HOA Retains Authority Even if it has Been Lax on Enforcement
Question: We live in a gated community in Chandler. There are covenants, conditions, and restrictions (“CC&Rs”) that should be enforced by our homeowners association. Due to the economy and numerous foreclosures in our gated community, there has been a shortage of funds in the bank account of our homeowners association. The result is that the swimming pool and other common areas have not been properly maintained, and violations by individual homeowners of the CC&Rs have not been enforced for years. A new board of directors and a new property management company have recently done a wonderful job in correcting the maintenance problems with the swimming pool and other common areas. There are still major violations of the CC&Rs such as homes painted with an unapproved color, and minor violations of the CC&Rs such as flower pots at the front door and weird porch light fixtures. Has enforcement of the CC&Rs been waived because these violations have gone on for years? Even if these violations by existing homeowners have been “grandfathered,” can the CC&Rs be enforced against new homeowners?
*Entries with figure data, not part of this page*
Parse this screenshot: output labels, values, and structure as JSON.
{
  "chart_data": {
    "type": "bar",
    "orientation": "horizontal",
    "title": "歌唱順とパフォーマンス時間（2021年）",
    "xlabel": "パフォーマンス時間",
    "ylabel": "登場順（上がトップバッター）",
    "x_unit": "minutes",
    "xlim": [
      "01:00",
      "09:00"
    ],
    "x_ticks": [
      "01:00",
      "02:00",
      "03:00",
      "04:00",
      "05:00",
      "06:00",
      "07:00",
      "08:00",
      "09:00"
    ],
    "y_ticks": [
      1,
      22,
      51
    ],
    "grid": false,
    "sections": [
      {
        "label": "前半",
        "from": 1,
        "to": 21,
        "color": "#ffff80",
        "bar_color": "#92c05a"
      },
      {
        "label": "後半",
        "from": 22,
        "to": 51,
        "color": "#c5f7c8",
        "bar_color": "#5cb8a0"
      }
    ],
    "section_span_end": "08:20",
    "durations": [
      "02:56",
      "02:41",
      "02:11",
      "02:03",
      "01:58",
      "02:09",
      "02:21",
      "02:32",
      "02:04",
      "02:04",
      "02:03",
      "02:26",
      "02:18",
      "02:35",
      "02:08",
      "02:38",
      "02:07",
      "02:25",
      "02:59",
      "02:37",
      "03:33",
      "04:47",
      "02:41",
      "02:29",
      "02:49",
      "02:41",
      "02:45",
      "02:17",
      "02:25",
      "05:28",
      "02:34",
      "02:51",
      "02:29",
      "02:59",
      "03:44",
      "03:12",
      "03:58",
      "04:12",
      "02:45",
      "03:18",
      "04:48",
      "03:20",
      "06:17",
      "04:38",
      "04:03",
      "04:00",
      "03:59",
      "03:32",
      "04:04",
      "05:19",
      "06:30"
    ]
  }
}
Answer: CC&Rs typically have a non-waiver provision, which is enforceable under Arizona law. A non-waiver provision provides that a failure by the HOA to enforce a restriction of the CC&Rs in the past should not waive the right to enforce the restriction in the future. For example, if the HOA fails for years to enforce a paint color or landscaping CC&R, the HOA should still be able to enforce this CC&R against both existing and new homeowners.